"La violenza giovanile non ha genere", gli esperti si confrontano
- Violenza donne
AGI - “Il genere non esiste.” Paolo Crepet, psichiatra e sociologo, interviene nelle polemiche nate intorno al ministro dell’Istruzione Giuseppe Valditara, accusato dall’opposizione di non considerare a sufficienza la questione di genere nelle sue misure contro la violenza giovanile. Per le iniziative del ministro, come i laboratori contro il bullismo, alcuni dei critici sostengono che l’educazione al rispetto debba affrontare il tema del “dominio maschile” come radice della violenza. Crepet, però, ritiene che un approccio del genere sia limitante. “La violenza è anche femminile, ridurre tutto alla cosiddetta questione di genere è una sciocchezza,” dice.

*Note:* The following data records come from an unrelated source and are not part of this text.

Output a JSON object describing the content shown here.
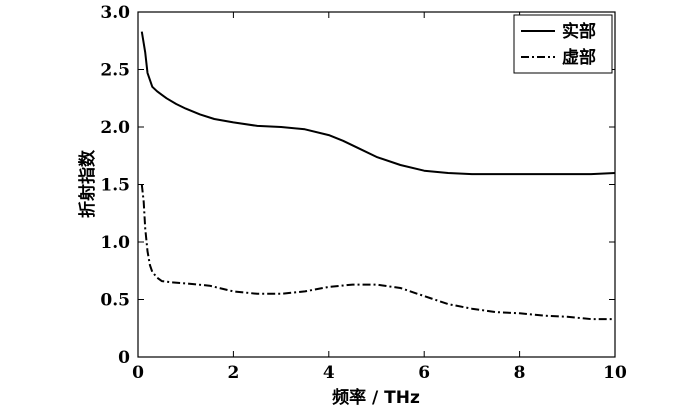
{
  "chart_data": {
    "type": "line",
    "title": "",
    "xlabel": "频率 / THz",
    "ylabel": "折射指数",
    "xlim": [
      0,
      10
    ],
    "ylim": [
      0,
      3.0
    ],
    "x_ticks": [
      "0",
      "2",
      "4",
      "6",
      "8",
      "10"
    ],
    "y_ticks": [
      "0",
      "0.5",
      "1.0",
      "1.5",
      "2.0",
      "2.5",
      "3.0"
    ],
    "grid": false,
    "legend_position": "top-right",
    "series": [
      {
        "name": "实部",
        "style": "solid",
        "color": "#000000",
        "x": [
          0.08,
          0.15,
          0.2,
          0.3,
          0.4,
          0.5,
          0.6,
          0.8,
          1.0,
          1.3,
          1.6,
          2.0,
          2.5,
          3.0,
          3.5,
          4.0,
          4.3,
          4.6,
          5.0,
          5.5,
          6.0,
          6.5,
          7.0,
          7.5,
          8.0,
          8.5,
          9.0,
          9.5,
          10.0
        ],
        "y": [
          2.83,
          2.65,
          2.47,
          2.35,
          2.31,
          2.28,
          2.25,
          2.2,
          2.16,
          2.11,
          2.07,
          2.04,
          2.01,
          2.0,
          1.98,
          1.93,
          1.88,
          1.82,
          1.74,
          1.67,
          1.62,
          1.6,
          1.59,
          1.59,
          1.59,
          1.59,
          1.59,
          1.59,
          1.6
        ]
      },
      {
        "name": "虚部",
        "style": "dash-dot",
        "color": "#000000",
        "x": [
          0.08,
          0.12,
          0.15,
          0.2,
          0.25,
          0.3,
          0.4,
          0.5,
          0.7,
          1.0,
          1.5,
          2.0,
          2.5,
          3.0,
          3.5,
          4.0,
          4.5,
          5.0,
          5.5,
          6.0,
          6.5,
          7.0,
          7.5,
          8.0,
          8.5,
          9.0,
          9.5,
          10.0
        ],
        "y": [
          1.5,
          1.35,
          1.12,
          0.92,
          0.8,
          0.74,
          0.69,
          0.66,
          0.65,
          0.64,
          0.62,
          0.57,
          0.55,
          0.55,
          0.57,
          0.61,
          0.63,
          0.63,
          0.6,
          0.53,
          0.46,
          0.42,
          0.39,
          0.38,
          0.36,
          0.35,
          0.33,
          0.33
        ]
      }
    ]
  }
}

Anche Roberta Bruzzone, criminologa e psicologa forense, sostiene che la violenza giovanile non possa essere ridotta alla questione di genere. “Assolutamente corretto Crepet – commenta Bruzzone – non è un problema di genere, ma di personalità immature e distorte. Questo tipo di manifestazioni si possono scatenare in entrambi i sessi. Le dinamiche sono sempre le stesse: il problema è il tipo di personalità che non evolve, che non acquisisce strumenti di contenimento della rabbia e che sfoga questa mancanza sul piano comportamentale.”
Secondo Bruzzone, la radice del problema non risiede tanto nel genere quanto nell’educazione e nella “inconsistenza genitoriale”. “Questi sono ragazzi che crescono nella totale incapacità di imparare a gestire la frustrazione e la rabbia – spiega – e questo sfocia in condotte aggressive, sia nelle relazioni affettive che nella vita”.
A queste riflessioni si unisce anche Jacopo Coghe, portavoce di Pro Vita & Famiglia Onlus, che si oppone all’idea di inserire corsi di educazione affettiva nelle scuole italiane. “Simili esperimenti educativi anche in Europa dimostrano che ai ragazzi non servono né un’ora né trenta ore di ‘educazione affettiva’, ma il ritorno a una coraggiosa educazione morale, che riabiliti concetti oggettivi di bene e male, confini netti tra giusto e sbagliato,” sottolinea Coghe.
Per lui, è necessario restituire valore all’autorità, sia familiare che scolastica, in modo da costruire una base solida di responsabilità: “Senza questa solida base di natura morale, qualsiasi tentativo di educazione politica al rispetto altrui sarà sempre destinato a fallire perché privo di radici”. Coghe aggiunge che il fenomeno del “relativismo etico assoluto” diffuso tra i giovani contribuisce a modelli comportamentali negativi e non pone alcun freno all’imitazione di comportamenti estremi e problematici visti in rete.
Bruzzone concorda sulla necessità di un’educazione che insegni ai ragazzi a gestire emozioni come frustrazione e rabbia, evidenziando che “un ‘io’ fragile reagisce in modo eccessivo a qualsiasi frustrazione.
Alla domanda su come si possa promuovere un’educazione al rispetto che sia universale e condivisa da tutti gli studenti, Crepet suggerisce di partire da regole chiare e applicarle con coerenza. “Quando accade qualche evento violento all’interno delle scuole, bisogna adottare decisioni conseguenti a livello scolastico.” Per lo psichiatra, un sistema educativo efficace è quello che stabilisce e fa rispettare limiti concreti, coinvolgendo anche i ragazzi nel processo di comprensione delle regole.